Since Monday, Israeli air strikes have killed seven Palestinians, at least five of them gunmen, armed factions said. Rocket attacks from Gaza killed a Palestinian, a resident of the occupied West Bank, living in an apartment in Israel, where he worked.
The salvoes were the fiercest since the Gaza war in 2014, the third between Israel and Hamas in a decade as part of the wider Israel-Palestinian conflict.
On Tuesday, the joint command of the Palestinian armed factions in Gaza said in a statement they would abide by a ceasefire mediated by neighboring Egypt “as long as the Zionist enemy does the same”.
As far as the factions were concerned, an official in one of the Palestinian groups told Reuters, “the truce has gone into effect”, conditional on Israel’ actions.

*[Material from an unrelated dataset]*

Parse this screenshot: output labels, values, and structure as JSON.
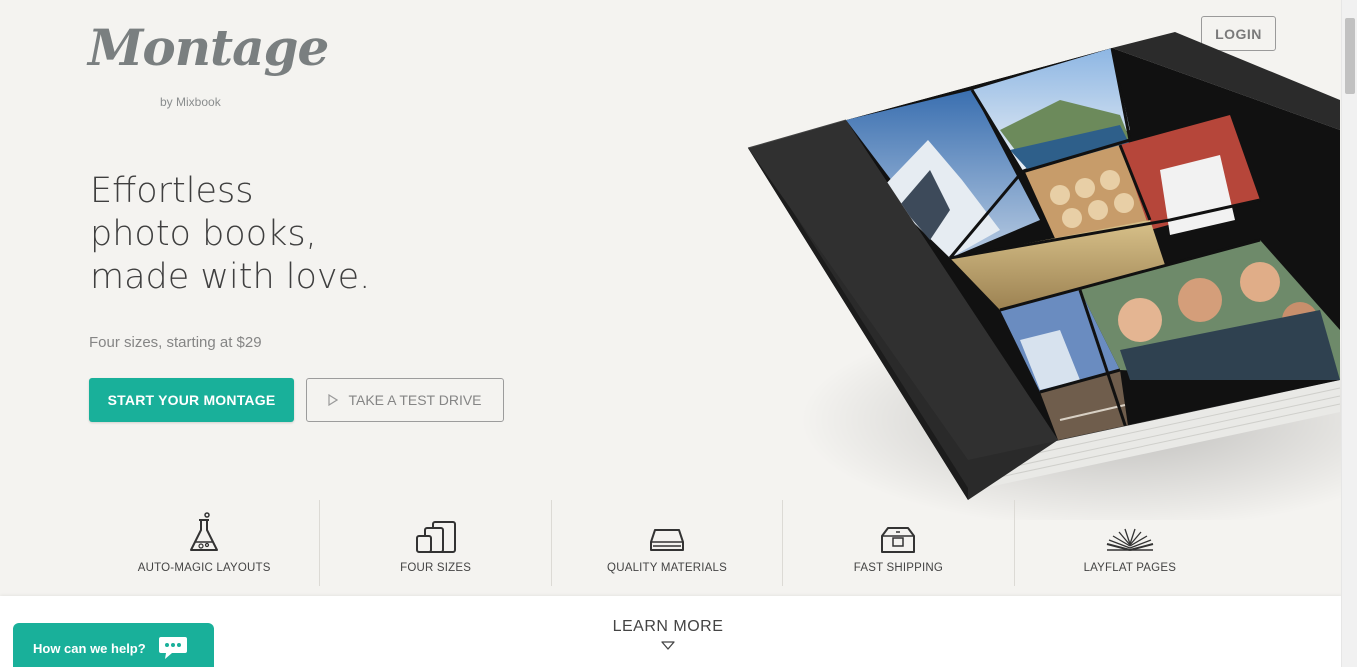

Hamas and other armed factions fired over 400 rockets or mortar bombs across the fenced border after carrying out a surprise guided-missile attack on Monday on a bus that wounded an Israeli soldier, the military said.
Asked if Israel was heading towards a ceasefire, Yuval Steinitz, a member of Prime Minister Benjamin Netanyahu’s security cabinet, told YNet Internet TV:
“I would say that a more accurate definition is that the Israeli military landed a harsh and unprecedented blow on Hamas and the terrorist groups in Gaza, and we will see if that will suffice or whether further blows will be required.”
Hamas said it was retaliating for a botched Israeli commando raid in Gaza that killed one of its commanders and six other gunmen on Sunday. An Israeli colonel was also killed in that incident.
Sirens rang out in southern Israeli towns on Tuesday and people ran for shelter after Palestinian rockets crashed into several homes overnight. The military said the Iron Dome anti-rocket system intercepted more than 100 projectiles.
Israel responded with dozens of air strikes, hitting buildings overnight that included a Hamas intelligence compound and the studios of Hamas’s Al-Aqsa Television, whose employees had received advance warnings from the military to evacuate.
In aerial attacks on Tuesday, Israel’s military said it took out a rocket-launching squad and fired at several Palestinians infiltrating through the border fence around Gaza, which Israel keeps under blockade.
In Gaza City, people gathered in front of a large mound of debris that was once a multi-floor structure. It was flanked by five-story buildings still standing after the air strike, their shattered stone facades adding to the tall pile of rubble.
Israeli armoured personnel carriers (APC) are seen in a field in southern Israel, near the border with Gaza November 13, 2018. REUTERS/Amir Cohen
WEEKLY VIOLENCE ALONG BORDER
Violence has simmered since Palestinians launched weekly border protests on March 30 to demand the easing of the blockade on Gaza and the right to return to lands lost in the 1948 war of Israel’s founding. Israeli troops have killed more than 220 Palestinians during the confrontations, which have included border breaches.
In fighting over the past two days, Israeli missiles flattened seven buildings, mostly in Gaza City including the TV station. Witnesses said warning missiles, which carry small warheads, were fired first.
Abdallah Abu Habboush, 22, said he was awakened by shouts from neighbors to get out of his residential building after what Israel terms the “tap on the roof” warning. They all gathered in a room on the first floor to wait out the attack.
“Old men who were with us fainted because of the smoke,” he said, adding that he had no idea why the structure was hit. The An Israeli military spokesman said all of the buildings targeted were “owned, operated and used by Hamas”.
In the Israeli coastal city of Ashkelon, a video shot by a resident showed a bleeding woman, lying in the debris of an apartment and covered by dust, weakly raising her arm, next to the body of the Palestinian man killed in the attack. She was taken to hospital in critical condition.
Hamas, which is branded a terrorist group in the West, took control in Gaza in 2007, two years after Israel withdrew settlers and soldiers from the small coastal territory.